Подобно мифу, в современном дискурсе присутствуют различные формы, рассмотренные нами выше. Так, религиозно-церковный дискурс в своей линейности и последовательности идентичен любому дискурсу господствующей идеологии. Используя суггестивные методы, тексты такого рода, в противоположность мифу, опираются не на сопричастность и «вчувствован-ность» действователя в пространства текста, а на квазирациональные жесткие схемы воздействия.

Наиболее отчетливо линейность - нелинейность и последовательность — длительность прослеживаются в научном и литературном типах дискурса, в определенном смысле отражающих бергсоновское различение интеллекта и интуиции. Интуиция как непосредственное проникновение в сущность предмета довольно близко стоит к художественно-эстетическому восприятию мира. Сам Бергсон пользуется многочисленными литературными приемами, всевозможными метафорами, аналогиями и сравнениями.

Литература, понимаемая в широком смысле слова, проходит путь от рационалистической линейной прозы через объективирование собственного языка к множественности литературных практик и канонов.

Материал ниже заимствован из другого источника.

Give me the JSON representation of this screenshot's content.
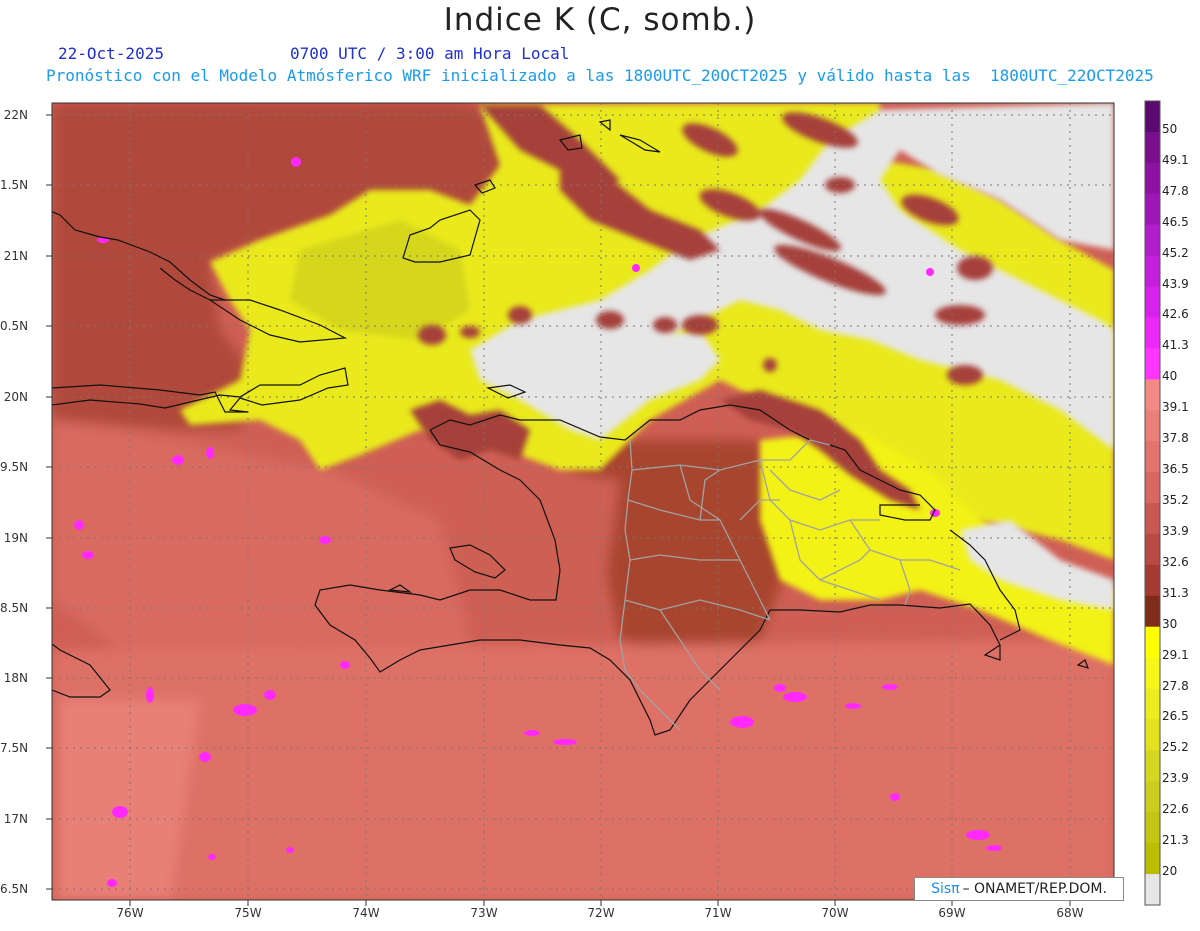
{
  "title": "Indice K (C, somb.)",
  "header": {
    "date": "22-Oct-2025",
    "time": "0700 UTC / 3:00 am Hora Local",
    "description": "Pronóstico con el Modelo Atmósferico WRF inicializado a las 1800UTC_20OCT2025 y válido hasta las  1800UTC_22OCT2025"
  },
  "map": {
    "lat_labels": [
      "22N",
      "1.5N",
      "21N",
      "0.5N",
      "20N",
      "9.5N",
      "19N",
      "8.5N",
      "18N",
      "7.5N",
      "17N",
      "6.5N"
    ],
    "lon_labels": [
      "76W",
      "75W",
      "74W",
      "73W",
      "72W",
      "71W",
      "70W",
      "69W",
      "68W"
    ],
    "colors": {
      "frame": "#333333",
      "land_outline": "#111111",
      "province_outline": "#a0a0a0",
      "grid": "#888888",
      "no_data": "#e6e6e6"
    }
  },
  "colorbar": {
    "labels": [
      "50",
      "49.1",
      "47.8",
      "46.5",
      "45.2",
      "43.9",
      "42.6",
      "41.3",
      "40",
      "39.1",
      "37.8",
      "36.5",
      "35.2",
      "33.9",
      "32.6",
      "31.3",
      "30",
      "29.1",
      "27.8",
      "26.5",
      "25.2",
      "23.9",
      "22.6",
      "21.3",
      "20"
    ],
    "colors": [
      "#5a0a6e",
      "#7a0e8c",
      "#8d12a4",
      "#9e16b8",
      "#b11ccc",
      "#c31fdc",
      "#d622ea",
      "#ec27f7",
      "#ff35ff",
      "#f48a86",
      "#ec7f79",
      "#e3746d",
      "#d86661",
      "#c95852",
      "#b84944",
      "#a53a33",
      "#7e2b17",
      "#ffff00",
      "#f6f61a",
      "#ecec1e",
      "#e2e220",
      "#d6d622",
      "#cccc1e",
      "#c4c414",
      "#bcbc00",
      "#e6e6e6"
    ]
  },
  "credit": {
    "logo_text": "Sisπ",
    "text": "– ONAMET/REP.DOM."
  }
}
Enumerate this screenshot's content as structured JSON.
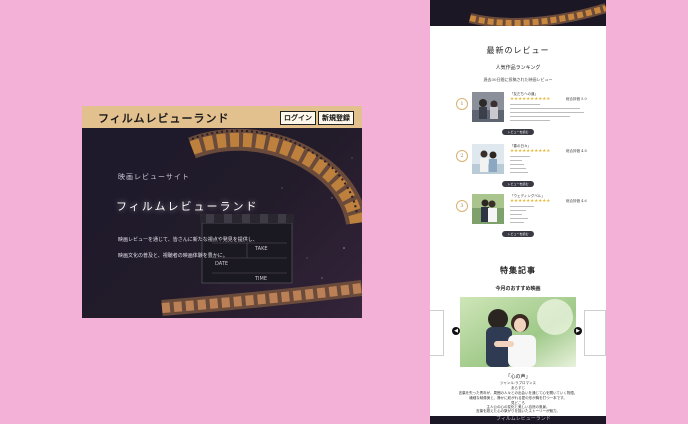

Литература осваивает все возможные пространственно-временные измерения и в итоге приходит к нелинейности и длительности. Во многом это связано с тем, что современному человеку свойственно острое ощущение пространств и времен, в центре которых находится он сам. Наличие антитез «цикличности - линейности» и «объективности - субъективности», о которых мы говорили выше, порождает это устойчивое представление о множественности времен и пространств. Мы не будем обсуждать влияние теории относительности Эйнштейна на современные темпоральные представления - на уровне обыденного и художественного восприятия достижения квантовой физики лишь усиливают ощущение множественности, качественной и количественной неоднородности времен.

Процесс осознания времени как интегральной характеристики бытия происходит на всех уровнях социальной жизни и обуславливается многочисленными социальными потрясениями XX века. Войны и мировые кризисы порождают ощущения завершения очередного цикла и конца истории, тогда как периоды процветания возрождают идеи прогрессивного развития человечества.

В XX веке время как бы сжимается, поскольку множество разнородных событий происходит в обозримом будущем. Более того, современная европейская история переосмысливается в рамках действительно мировой истории, а это способствует активной интериоризации новых, не-европейских темпоральных концепций.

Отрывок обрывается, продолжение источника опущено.